Voló de regreso al Pico Lingqian como una autómata sin alma.
Su mente estaba consumida por un único pensamiento: a su maestro solo le quedaban treinta años de vida.
No podía imaginar cómo sería un mundo sin su maestro.
Un mundo sin su maestro.
«¿Qué sentido tendría siquiera ese mundo?»
Antes de que se diera cuenta, el Pico Qianling apareció ante sus ojos.
«No puedo estar así…
No puedo ver al Maestro con esta expresión.
Se pondrá triste».
Jiang Qingyi se dio unas palmaditas en las mejillas, respiró hondo y forzó una sonrisa en su rostro, fingiendo que no sabía nada.
Cuando Jiang Qingyi regresó al patio, vio a su maestro sentado allí.
El sol de la tarde brillaba sobre el rostro pálido como el papel de Xiao Mo, y el corazón de la joven sintió como si un cuchillo lo estuviera retorciendo.
Si pudiera, cargaría gustosamente con todo el sufrimiento de su maestro.
—Maestro, ¿por qué está en el patio?
Debería estar descansando.
Jiang Qingyi aterrizó en el Pico Lingqian y corrió hacia su maestro.
Xiao Mo sonrió.
—Tampoco es bueno quedarse dentro todo el tiempo.
Es demasiado agobiante.
Necesitaba salir a tomar un poco de aire fresco.

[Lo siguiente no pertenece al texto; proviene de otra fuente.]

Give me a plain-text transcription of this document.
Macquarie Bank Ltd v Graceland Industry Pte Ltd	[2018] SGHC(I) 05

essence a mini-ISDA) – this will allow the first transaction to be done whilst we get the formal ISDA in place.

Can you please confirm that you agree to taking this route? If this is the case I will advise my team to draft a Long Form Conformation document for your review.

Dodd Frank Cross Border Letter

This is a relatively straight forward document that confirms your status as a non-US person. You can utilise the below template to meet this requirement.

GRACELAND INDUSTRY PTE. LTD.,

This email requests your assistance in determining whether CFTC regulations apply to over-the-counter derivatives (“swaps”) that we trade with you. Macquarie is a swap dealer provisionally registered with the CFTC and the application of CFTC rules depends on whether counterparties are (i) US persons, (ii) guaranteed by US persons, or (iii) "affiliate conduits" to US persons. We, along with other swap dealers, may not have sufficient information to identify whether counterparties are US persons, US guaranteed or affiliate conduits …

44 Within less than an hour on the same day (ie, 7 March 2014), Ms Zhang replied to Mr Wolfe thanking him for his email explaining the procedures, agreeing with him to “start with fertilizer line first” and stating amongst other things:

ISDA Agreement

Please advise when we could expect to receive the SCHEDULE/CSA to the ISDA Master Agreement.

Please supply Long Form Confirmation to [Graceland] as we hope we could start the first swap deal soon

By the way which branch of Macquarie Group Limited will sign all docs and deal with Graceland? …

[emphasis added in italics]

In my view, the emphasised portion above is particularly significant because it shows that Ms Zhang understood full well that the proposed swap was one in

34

—Entonces me quedaré con usted.
Jiang Qingyi se arremangó, le sirvió una taza de té a su maestro y luego se colocó detrás de él.
Sus pequeñas y blancas manos comenzaron a masajear suavemente los hombros de Xiao Mo.
—Qingyi, hay algo de lo que quiero hablar contigo, para pedirte tu opinión.
Justo cuando Jiang Qingyi se esforzaba por reprimir los caóticos pensamientos en su mente, Xiao Mo habló.
—Dígalo sin más, Maestro.
No importa lo que sea, estaré de acuerdo —dijo Jiang Qingyi, con los ojos curvándose en una sonrisa.
Xiao Mo le dio una palmadita en la manita a Jiang Qingyi.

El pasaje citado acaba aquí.